The Securities and Exchange Commission's search for a replacement for Paul Roye, the departing head of the SEC's investment management division that oversees the $8 trillion mutual fund industry, is still on, according to Dow Jones.

SEC Chairman William Donaldson is believed to have a list of prospective candidates whom he is pursuing. Ranking high on that list is chief counsel at T. Rowe Price, Harry Hopkins, who Donaldson has tried to convince more than once to take up the post. Hopkins, who plans to retire in a few years, is a highly regarded attorney who is also a vice president and director at the Baltimore fund firm. He has made his disinterest in the position clear to the Commission.

Donaldson is said to be looking for someone from the mutual fund industry rather than a partner at a law firm who specializes in mutual fund matters. To that end, he has included in his short list the following names: Heidi Stam, a principal at the Vanguard Group, and Thomas Lemke, Legg Mason general counsel and a former partner with Morgan Lewis & Bockius in Washington.

Donaldson's list also includes Washington-based lawyers in private practice: Diane Ambler, a partner at Kirkpatrick & Lockhart, Kenneth Berman, a partner at Debevoise & Plimpton, and Jack Murphy, a partner at Dechert LLP, the firm where Roye worked before joining the SEC.

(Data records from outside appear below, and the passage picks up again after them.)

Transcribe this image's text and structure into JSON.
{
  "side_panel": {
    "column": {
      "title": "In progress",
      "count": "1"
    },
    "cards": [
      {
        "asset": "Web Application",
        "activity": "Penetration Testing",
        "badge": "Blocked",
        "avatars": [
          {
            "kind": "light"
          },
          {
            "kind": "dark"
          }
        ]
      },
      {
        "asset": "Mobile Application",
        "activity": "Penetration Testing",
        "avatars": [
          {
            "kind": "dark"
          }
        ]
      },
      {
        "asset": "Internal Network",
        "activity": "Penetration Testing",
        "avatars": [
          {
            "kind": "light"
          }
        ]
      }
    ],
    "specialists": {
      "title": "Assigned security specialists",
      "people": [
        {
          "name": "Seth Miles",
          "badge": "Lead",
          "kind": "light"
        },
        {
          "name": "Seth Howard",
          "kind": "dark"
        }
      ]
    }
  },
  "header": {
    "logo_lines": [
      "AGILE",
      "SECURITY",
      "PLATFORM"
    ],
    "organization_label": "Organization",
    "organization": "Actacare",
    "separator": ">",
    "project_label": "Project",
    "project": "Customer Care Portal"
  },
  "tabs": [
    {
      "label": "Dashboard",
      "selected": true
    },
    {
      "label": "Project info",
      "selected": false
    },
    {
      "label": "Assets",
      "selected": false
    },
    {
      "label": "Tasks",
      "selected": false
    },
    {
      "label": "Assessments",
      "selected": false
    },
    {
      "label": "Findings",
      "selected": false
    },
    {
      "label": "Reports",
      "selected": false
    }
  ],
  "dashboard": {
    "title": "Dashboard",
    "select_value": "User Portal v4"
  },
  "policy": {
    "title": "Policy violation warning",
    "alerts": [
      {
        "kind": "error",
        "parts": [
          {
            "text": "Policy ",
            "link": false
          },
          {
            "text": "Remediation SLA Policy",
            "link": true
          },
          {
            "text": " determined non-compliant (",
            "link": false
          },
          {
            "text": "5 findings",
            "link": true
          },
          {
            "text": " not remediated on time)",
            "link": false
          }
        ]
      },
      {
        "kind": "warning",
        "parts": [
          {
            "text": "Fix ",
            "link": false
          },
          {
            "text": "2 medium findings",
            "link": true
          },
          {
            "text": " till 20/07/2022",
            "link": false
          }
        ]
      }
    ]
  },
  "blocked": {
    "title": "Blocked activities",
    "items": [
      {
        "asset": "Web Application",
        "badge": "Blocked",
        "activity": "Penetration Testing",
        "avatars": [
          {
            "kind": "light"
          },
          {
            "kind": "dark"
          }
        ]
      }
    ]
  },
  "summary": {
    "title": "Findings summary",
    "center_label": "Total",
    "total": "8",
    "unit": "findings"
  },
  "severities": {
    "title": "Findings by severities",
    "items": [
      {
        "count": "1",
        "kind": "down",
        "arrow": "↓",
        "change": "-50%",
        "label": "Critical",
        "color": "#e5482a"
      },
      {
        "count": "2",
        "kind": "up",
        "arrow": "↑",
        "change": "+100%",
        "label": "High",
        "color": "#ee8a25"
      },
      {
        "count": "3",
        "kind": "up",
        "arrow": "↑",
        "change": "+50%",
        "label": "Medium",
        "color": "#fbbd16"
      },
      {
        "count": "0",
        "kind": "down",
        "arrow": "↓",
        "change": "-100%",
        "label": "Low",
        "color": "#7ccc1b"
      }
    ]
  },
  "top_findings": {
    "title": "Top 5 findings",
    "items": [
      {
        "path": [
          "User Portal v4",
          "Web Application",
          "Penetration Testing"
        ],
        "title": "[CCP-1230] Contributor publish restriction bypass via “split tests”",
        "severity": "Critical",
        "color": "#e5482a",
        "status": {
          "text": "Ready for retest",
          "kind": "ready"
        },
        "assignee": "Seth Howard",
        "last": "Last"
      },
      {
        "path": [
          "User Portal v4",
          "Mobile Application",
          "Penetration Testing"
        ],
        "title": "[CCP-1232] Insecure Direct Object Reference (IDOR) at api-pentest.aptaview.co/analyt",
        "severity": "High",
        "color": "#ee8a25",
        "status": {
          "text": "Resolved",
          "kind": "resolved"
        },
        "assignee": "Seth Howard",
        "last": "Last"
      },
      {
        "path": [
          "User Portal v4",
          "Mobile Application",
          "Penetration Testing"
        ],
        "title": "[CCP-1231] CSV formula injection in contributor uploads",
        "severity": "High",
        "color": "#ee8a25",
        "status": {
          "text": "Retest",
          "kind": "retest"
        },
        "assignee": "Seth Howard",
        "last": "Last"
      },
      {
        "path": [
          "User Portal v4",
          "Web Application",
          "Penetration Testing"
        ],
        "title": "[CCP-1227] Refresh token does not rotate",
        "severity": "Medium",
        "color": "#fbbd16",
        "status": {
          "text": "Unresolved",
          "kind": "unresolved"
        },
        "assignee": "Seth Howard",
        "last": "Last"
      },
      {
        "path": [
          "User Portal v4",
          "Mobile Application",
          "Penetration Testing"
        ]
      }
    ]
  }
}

In the interim, Donaldson may fill the post with a manager from another division in the SEC. The standstill created by a leadership void is likely to slow down the agency's efforts to push through a handful of reforms needed to curb trading abuses uncovered by New York Attorney General Eliot Spitzer in 2003. Some of the issues on the SEC's agenda include a hard 4 p.m. trading deadline and soft-dollar arrangements.